On March 10th, 2020, I gathered supplies for what I thought would be a three-month hunker in my house. Ha. I bought a sweater quantity of yarn, a pound of chocolate, and two books from the sci/fi slash mystery bookstore White Dwarf. It was a farewell tour of some of my favourite indoor places. At the time, it seemed a little melodramatic–maybe even silly–so I didn’t tell anyone what I was doing. But I believe in saying goodbye, and in retrospect, I’m glad I didn’t let feeling silly stop me.
This year, on March 8th, 2021, the US CDC released guidelines that say fully vaccinated people can gather together indoors.

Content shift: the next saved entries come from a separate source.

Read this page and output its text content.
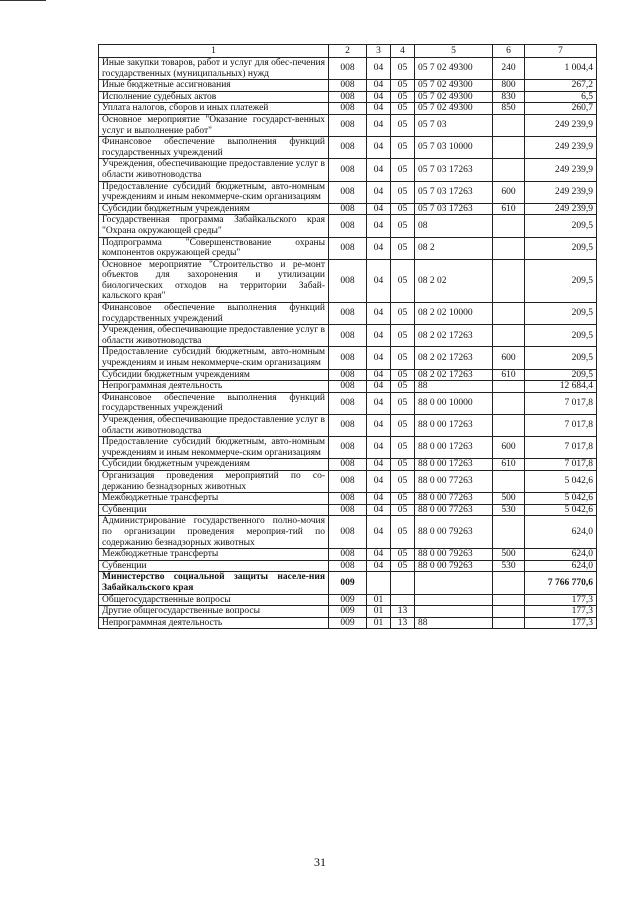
1	2	3	4	5	6	7
Иные закупки товаров, работ и услуг для обес-печения государственных (муниципальных) нужд	008	04	05	05 7 02 49300	240	1 004,4
Иные бюджетные ассигнования	008	04	05	05 7 02 49300	800	267,2
Исполнение судебных актов	008	04	05	05 7 02 49300	830	6,5
Уплата налогов, сборов и иных платежей	008	04	05	05 7 02 49300	850	260,7
Основное мероприятие "Оказание государст-венных услуг и выполнение работ"	008	04	05	05 7 03		249 239,9
Финансовое обеспечение выполнения функций государственных учреждений	008	04	05	05 7 03 10000		249 239,9
Учреждения, обеспечивающие предоставление услуг в области животноводства	008	04	05	05 7 03 17263		249 239,9
Предоставление субсидий бюджетным, авто-номным учреждениям и иным некоммерче-ским организациям	008	04	05	05 7 03 17263	600	249 239,9
Субсидии бюджетным учреждениям	008	04	05	05 7 03 17263	610	249 239,9
Государственная программа Забайкальского края "Охрана окружающей среды"	008	04	05	08		209,5
Подпрограмма "Совершенствование охраны компонентов окружающей среды"	008	04	05	08 2		209,5
Основное мероприятие "Строительство и ре-монт объектов для захоронения и утилизации биологических отходов на территории Забай-кальского края"	008	04	05	08 2 02		209,5
Финансовое обеспечение выполнения функций государственных учреждений	008	04	05	08 2 02 10000		209,5
Учреждения, обеспечивающие предоставление услуг в области животноводства	008	04	05	08 2 02 17263		209,5
Предоставление субсидий бюджетным, авто-номным учреждениям и иным некоммерче-ским организациям	008	04	05	08 2 02 17263	600	209,5
Субсидии бюджетным учреждениям	008	04	05	08 2 02 17263	610	209,5
Непрограммная деятельность	008	04	05	88		12 684,4
Финансовое обеспечение выполнения функций государственных учреждений	008	04	05	88 0 00 10000		7 017,8
Учреждения, обеспечивающие предоставление услуг в области животноводства	008	04	05	88 0 00 17263		7 017,8
Предоставление субсидий бюджетным, авто-номным учреждениям и иным некоммерче-ским организациям	008	04	05	88 0 00 17263	600	7 017,8
Субсидии бюджетным учреждениям	008	04	05	88 0 00 17263	610	7 017,8
Организация проведения мероприятий по со-держанию безнадзорных животных	008	04	05	88 0 00 77263		5 042,6
Межбюджетные трансферты	008	04	05	88 0 00 77263	500	5 042,6
Субвенции	008	04	05	88 0 00 77263	530	5 042,6
Администрирование государственного полно-мочия по организации проведения мероприя-тий по содержанию безнадзорных животных	008	04	05	88 0 00 79263		624,0
Межбюджетные трансферты	008	04	05	88 0 00 79263	500	624,0
Субвенции	008	04	05	88 0 00 79263	530	624,0
Министерство социальной защиты населе-ния Забайкальского края	009					7 766 770,6
Общегосударственные вопросы	009	01				177,3
Другие общегосударственные вопросы	009	01	13			177,3
Непрограммная деятельность	009	01	13	88		177,3
31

BC’s provincial health officer went one step further and said that Canadians wouldn’t necessarily have to wait for shot #2 before we can gather indoors in some capacity.
So I find myself thinking about the supplies I’m going to need to go out into a less socially distanced world.
Sewing pants topped the list. What better way to commemorate meeting people than making an article of clothing you can’t see on Zoom?
I love working remotely, but I am VERY EXCITED to see people in person. The first time I get to sit in a cafe and ignore my fellow human beings, I’ll probably be grinning like an idiot the entire time. Or ugly crying. Possibly I’ll be grinning while ugly crying. That will make me very popular, I’m sure.
Do you have post-vaccine plans? I’d love to hear about them. We’re so close.
What Does Any Of This Have to Do With Remote Work?
Not a ton. I actually planned to talk about how to discuss the pandemic on the anniversary of the lockdown. I’ve been hearing people in various industries talking about the gains remote work made during the pandemic. This is understandable. It’s in our nature to try to make sense of things that happen to us, to try and find a bright side to the last year. But if we’re not careful, we can start using phrases like “blessing in disguise” and “it turned out for the best,” and that would be wrong.
There is no world where my grandma dying from COVID was for the best. Many of us would gladly return the lessons we learned this year to get our loved ones back.
Remote work will continue into our post-pandemic world. And as I’ve said before, it’s the people with high emotional intelligence that thrive in this space. Our ability to “see” the people at the other end of our emails and texting platforms will help us do business effectively and humanely. Let’s remember that many of those people are grappling with losing loved ones and phrase our enthusiasm for remote work accordingly.